Devreyi kurmak, Şekil 11.2'deki ULF devresinde olduğu gibi, T2 ve T5 transistörlerinde karşılık gelen voltajların R2 direnci ve R3 direncinin ayarlanmasına iner: T6: 1.5V - T2 ve 1.5V kollektöründe - emitörler T5 ve T6 üzerinde.

mikrofon tasarımı

Kadife altında, havlı büyük bir kalın kağıt tabakasından, 10-15 cm çapında ve 1.5-2 m uzunluğunda bir boru yapılır.Tahmin edebileceğiniz gibi, yığın, elbette, dışarıda olmamalıdır, ama içeride. Bu tüpün bir ucuna hassas bir mikrofon yerleştirilmiştir. İyi bir dinamik veya yoğunlaştırıcı mikrofon olması daha iyidir.
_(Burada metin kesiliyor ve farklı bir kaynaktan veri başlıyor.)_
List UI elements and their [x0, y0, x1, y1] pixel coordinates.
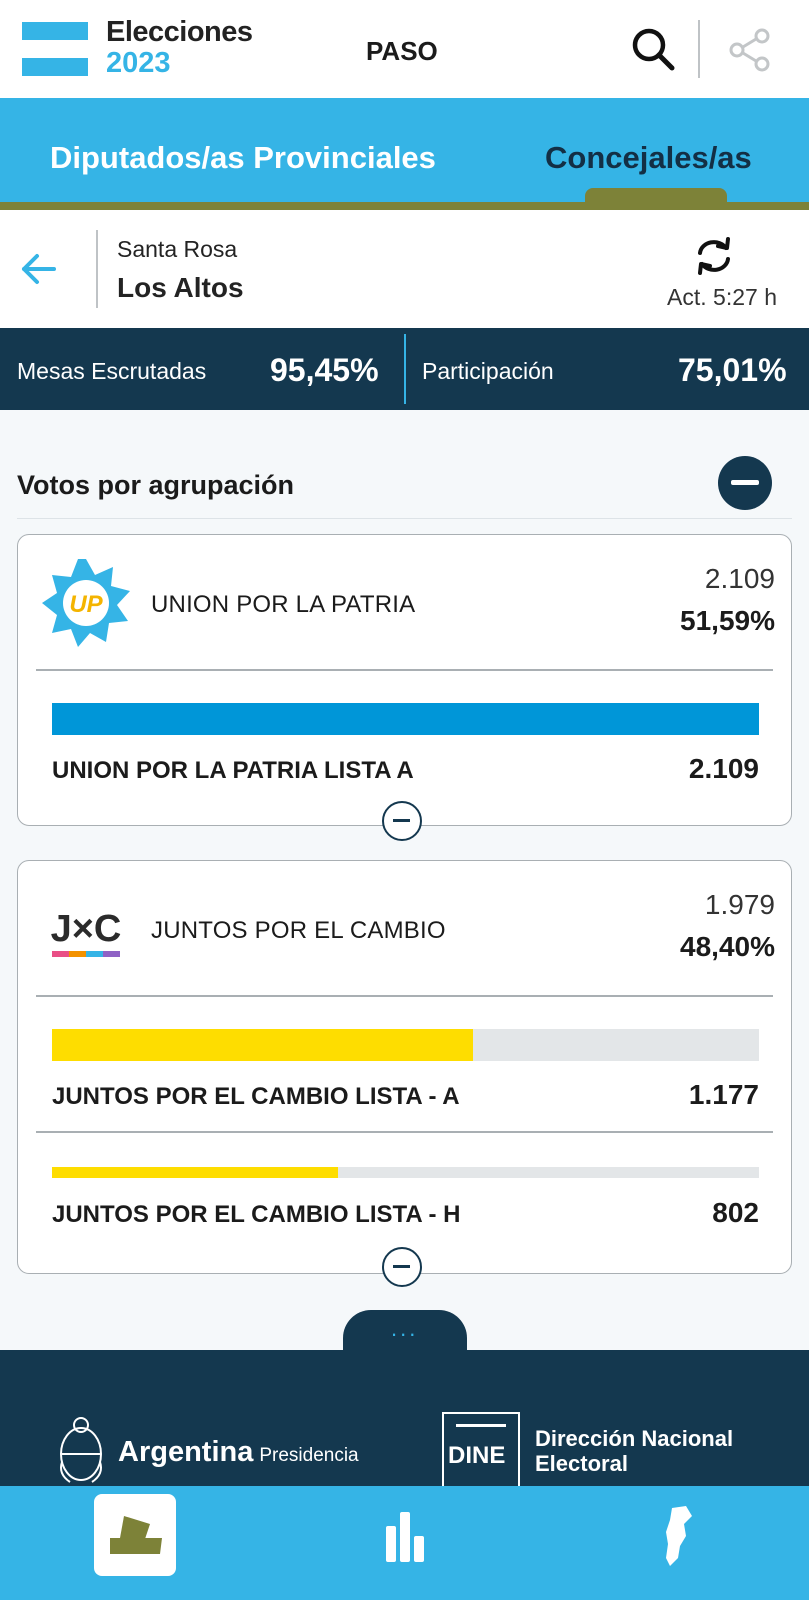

Ancak, normal, ev tipi bir mikrofon kullanabilirsiniz. Örneğin, MD64, MD200 gibi dinamik bir mikrofon veya hatta minyatür bir MKE-3 olabilir.

Doğru, bir ev mikrofonu ile sonuç biraz daha kötü olacak. Elbette mikrofon, düşük seviyede kendi kendine gürültüye sahip hassas bir amplifikatöre blendajlı bir kablo ile bağlanmalıdır (Şekil 1 ve 2). Kablo uzunluğu 0,5 m'yi aşarsa, diferansiyel girişi olan bir mikrofon amplifikatörü, örneğin bir op amp üzerinde bir ULF kullanmak daha iyidir (Şek.

Bu, parazitin ortak mod bileşenini azaltacaktır - yakındaki elektromanyetik cihazlardan gelen çeşitli parazit türleri, 220 V ağdan 50 Hz'lik bir arka plan, vb. Şimdi bu kağıt borunun ikinci ucu hakkında. Borunun bu serbest ucu bir ses kaynağına, örneğin konuşan bir grup insana yönlendirilirse, konuşma duyulabilir. Özel bir şey yok gibi görünüyor.

Mikrofonlar bunun için var. Ve bunun için bir boruya bile ihtiyacınız yok. Ancak, hoparlörlere olan mesafenin önemli olması, örneğin 100 metre veya daha fazla olması şaşırtıcıdır. Hem amplifikatör hem de böyle bir boru ile donatılmış mikrofon, her şeyin bu kadar önemli bir mesafeden oldukça iyi duyulmasını sağlar.

Dar frekans bantlarında sinyali izole etmeyi veya bastırmayı mümkün kılan özel seçici filtreler kullanılarak mesafe bile artırılabilir.

Bu, kaçınılmaz parazit karşısında faydalı sinyalin seviyesini arttırmayı mümkün kılar. Basitleştirilmiş bir versiyonda, özel filtreler yerine, ULF'de bir bant geçiren filtre kullanabilir (Şekil 4) veya geleneksel bir ekolayzır - aşırı durumlarda çok bantlı bir ton kontrolü - geleneksel bir, t.s. geleneksel, iki yönlü, bas ve tiz ton kontrolü.

Literatür: Rudomedov E.A., Rudometov V.E. - Elektronik ve casusluk tutkuları-3.